Databricks Spark Reference Applications

Save the RDD to files

RDD's have some built in methods for saving them to disk. Once in files, many of the Hadoop databases can bulk load in data directly from files, as long as they are in a specific format.

In the following code example, we demonstrate the simple .saveAsTextFile() method. This will write the data to simple text files where the .toString() method is called on each RDD element and one element is written per line. The number of files output is equal to the the number of partitions of the RDD being saved. In this sample, the RDD is repartitioned to control the number of output files.

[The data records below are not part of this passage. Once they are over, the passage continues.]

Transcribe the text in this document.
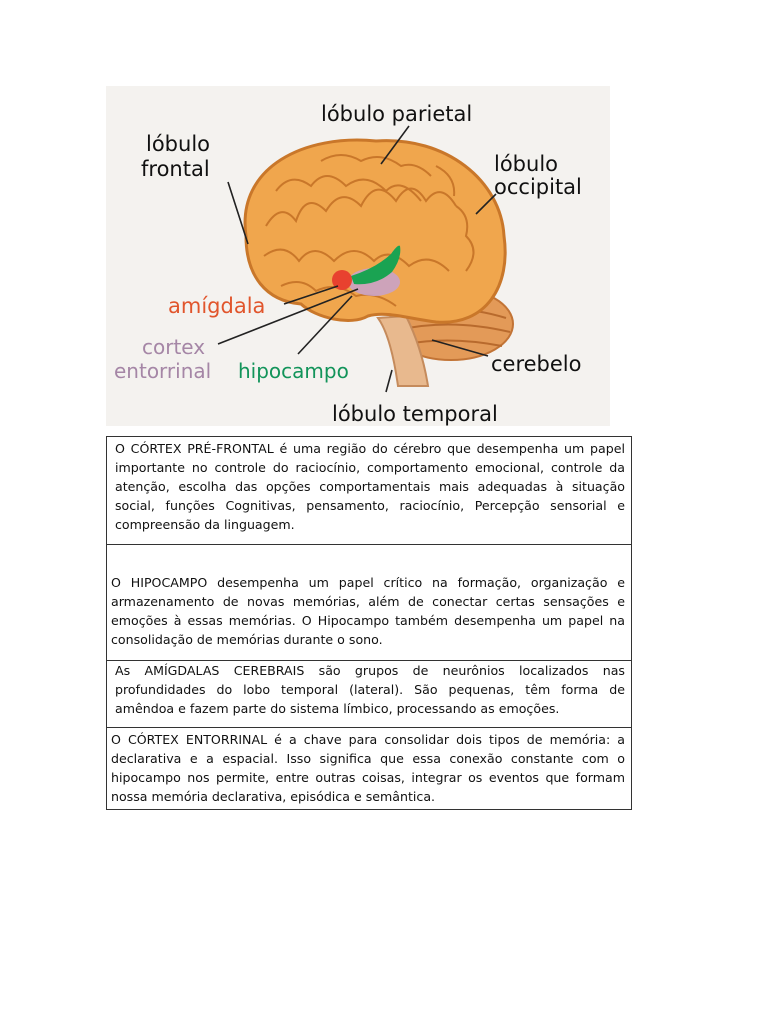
lóbulo parietal
lóbulo
frontal	lóbulo
occipital
amígdala
cortex
entorrinal hipocampo	cerebelo
lóbulo temporal
O CÓRTEX PRÉ-FRONTAL é uma região do cérebro que desempenha um papel importante no controle do raciocínio, comportamento emocional, controle da atenção, escolha das opções comportamentais mais adequadas à situação social, funções Cognitivas, pensamento, raciocínio, Percepção sensorial e compreensão da linguagem.
O HIPOCAMPO desempenha um papel crítico na formação, organização e armazenamento de novas memórias, além de conectar certas sensações e emoções à essas memórias. O Hipocampo também desempenha um papel na consolidação de memórias durante o sono.
As AMÍGDALAS CEREBRAIS são grupos de neurônios localizados nas profundidades do lobo temporal (lateral). São pequenas, têm forma de amêndoa e fazem parte do sistema límbico, processando as emoções.
O CÓRTEX ENTORRINAL é a chave para consolidar dois tipos de memória: a declarativa e a espacial. Isso significa que essa conexão constante com o hipocampo nos permite, entre outras coisas, integrar os eventos que formam nossa memória declarativa, episódica e semântica.
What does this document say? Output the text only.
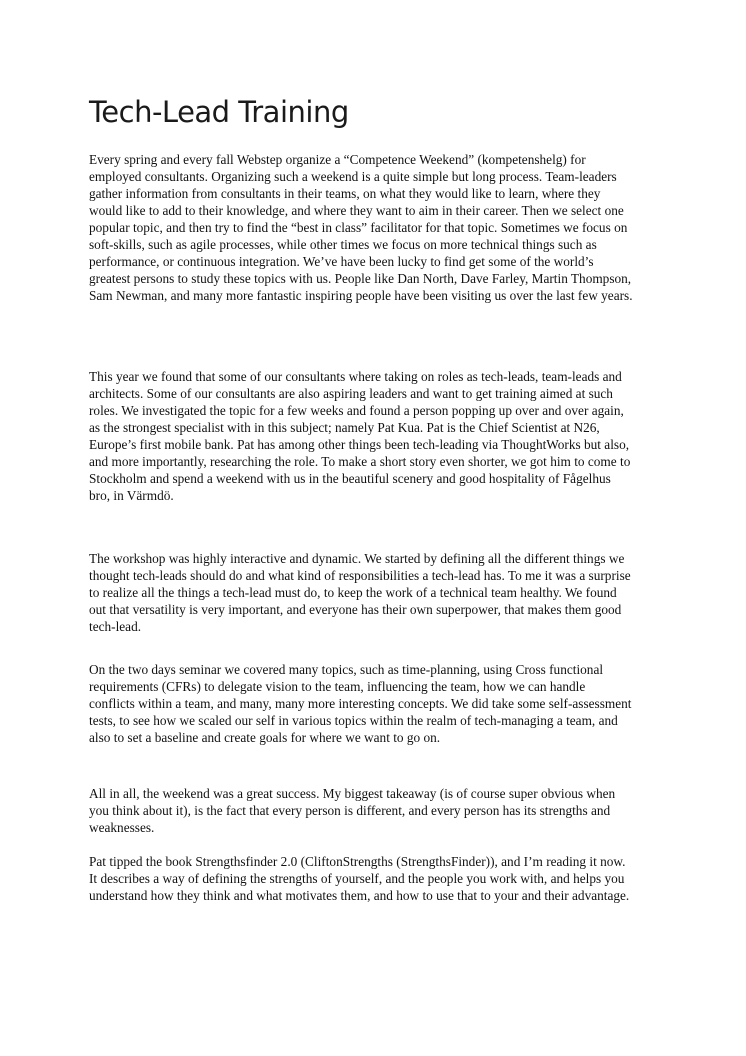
Tech-Lead Training

Every spring and every fall Webstep organize a “Competence Weekend” (kompetenshelg) for employed consultants. Organizing such a weekend is a quite simple but long process. Team-leaders gather information from consultants in their teams, on what they would like to learn, where they would like to add to their knowledge, and where they want to aim in their career. Then we select one popular topic, and then try to find the “best in class” facilitator for that topic. Sometimes we focus on soft-skills, such as agile processes, while other times we focus on more technical things such as performance, or continuous integration. We’ve have been lucky to find get some of the world’s greatest persons to study these topics with us. People like Dan North, Dave Farley, Martin Thompson, Sam Newman, and many more fantastic inspiring people have been visiting us over the last few years.

This year we found that some of our consultants where taking on roles as tech-leads, team-leads and architects. Some of our consultants are also aspiring leaders and want to get training aimed at such roles. We investigated the topic for a few weeks and found a person popping up over and over again, as the strongest specialist with in this subject; namely Pat Kua. Pat is the Chief Scientist at N26, Europe’s first mobile bank. Pat has among other things been tech-leading via ThoughtWorks but also, and more importantly, researching the role. To make a short story even shorter, we got him to come to Stockholm and spend a weekend with us in the beautiful scenery and good hospitality of Fågelhus bro, in Värmdö.

The workshop was highly interactive and dynamic. We started by defining all the different things we thought tech-leads should do and what kind of responsibilities a tech-lead has. To me it was a surprise to realize all the things a tech-lead must do, to keep the work of a technical team healthy. We found out that versatility is very important, and everyone has their own superpower, that makes them good tech-lead.

On the two days seminar we covered many topics, such as time-planning, using Cross functional requirements (CFRs) to delegate vision to the team, influencing the team, how we can handle conflicts within a team, and many, many more interesting concepts. We did take some self-assessment tests, to see how we scaled our self in various topics within the realm of tech-managing a team, and also to set a baseline and create goals for where we want to go on.

All in all, the weekend was a great success. My biggest takeaway (is of course super obvious when you think about it), is the fact that every person is different, and every person has its strengths and weaknesses.

Pat tipped the book Strengthsfinder 2.0 (CliftonStrengths (StrengthsFinder)), and I’m reading it now. It describes a way of defining the strengths of yourself, and the people you work with, and helps you understand how they think and what motivates them, and how to use that to your and their advantage.
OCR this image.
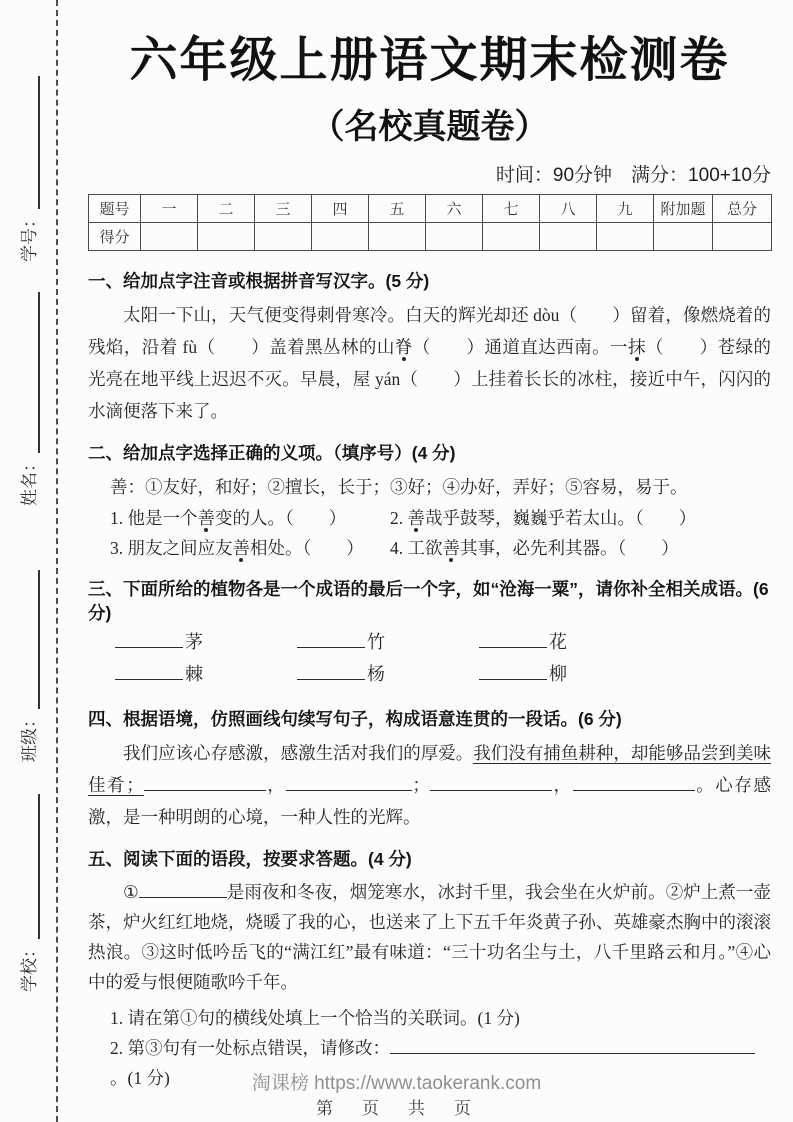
学号：
姓名：
班级：
学校：
六年级上册语文期末检测卷
（名校真题卷）
时间：90分钟　满分：100+10分
题号	一	二	三	四	五	六	七	八	九	附加题	总分
得分											
一、给加点字注音或根据拼音写汉字。(5 分)

太阳一下山，天气便变得刺骨寒冷。白天的辉光却还 dòu（　　）留着，像燃烧着的残焰，沿着 fù（　　）盖着黑丛林的山脊（　　）通道直达西南。一抹（　　）苍绿的光亮在地平线上迟迟不灭。早晨，屋 yán（　　）上挂着长长的冰柱，接近中午，闪闪的水滴便落下来了。

二、给加点字选择正确的义项。（填序号）(4 分)

善：①友好，和好；②擅长，长于；③好；④办好，弄好；⑤容易，易于。

1. 他是一个善变的人。（　　）	2. 善哉乎鼓琴，巍巍乎若太山。（　　）
3. 朋友之间应友善相处。（　　）	4. 工欲善其事，必先利其器。（　　）
三、下面所给的植物各是一个成语的最后一个字，如“沧海一粟”，请你补全相关成语。(6 分)
茅	竹	花
棘	杨	柳
四、根据语境，仿照画线句续写句子，构成语意连贯的一段话。(6 分)

我们应该心存感激，感激生活对我们的厚爱。我们没有捕鱼耕种，却能够品尝到美味佳肴；	，	；	，	。心存感激，是一种明朗的心境，一种人性的光辉。

五、阅读下面的语段，按要求答题。(4 分)

①	是雨夜和冬夜，烟笼寒水，冰封千里，我会坐在火炉前。②炉上煮一壶茶，炉火红红地烧，烧暖了我的心，也送来了上下五千年炎黄子孙、英雄豪杰胸中的滚滚热浪。③这时低吟岳飞的“满江红”最有味道：“三十功名尘与土，八千里路云和月。”④心中的爱与恨便随歌吟千年。

1. 请在第①句的横线处填上一个恰当的关联词。(1 分)
2. 第③句有一处标点错误，请修改：。(1 分)	淘课榜 https://www.taokerank.com
第　页　共　页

public class LogAnalyzerExportRDD {
  // Optionally modify this based as makes sense for your dataset.
  public static final int NUM_PARTITIONS = 2;

  public static void main(String[] args) throws IOException {
    // Create the spark context.
    SparkConf conf = new SparkConf().setAppName("Log Analyzer SQL");
    JavaSparkContext sc = new JavaSparkContext(conf);

    if (args.length < 2) {
      System.out.println("Must specify an access logs file and an output file.");
      System.exit(-1);
    }
    String inputFile = args[0];
    String outputDirectory = args[1];
    JavaRDD<ApacheAccessLog> accessLogs = sc.textFile(inputFile)
        .map(ApacheAccessLog::parseFromLogLine)
        .repartition(NUM_PARTITIONS); // Optionally, change this.

    accessLogs.saveAsTextFile(outputDirectory);

    sc.stop();
  }
}

Run LogAnalyzerExportRDD.java now. Notice that the number of files output is the same as the number of partitionds of the RDD.

Refer to the API documentation for other built in methods for saving to file. There are different built in methods for saving RDD's to files in various formats, so skim the whole RDD package to see if there is something to suit your needs.

Sqoop is a very useful tool that can import Hadoop files into various databases, and is thus very useful to use for getting the data written into files from Spark into your production database.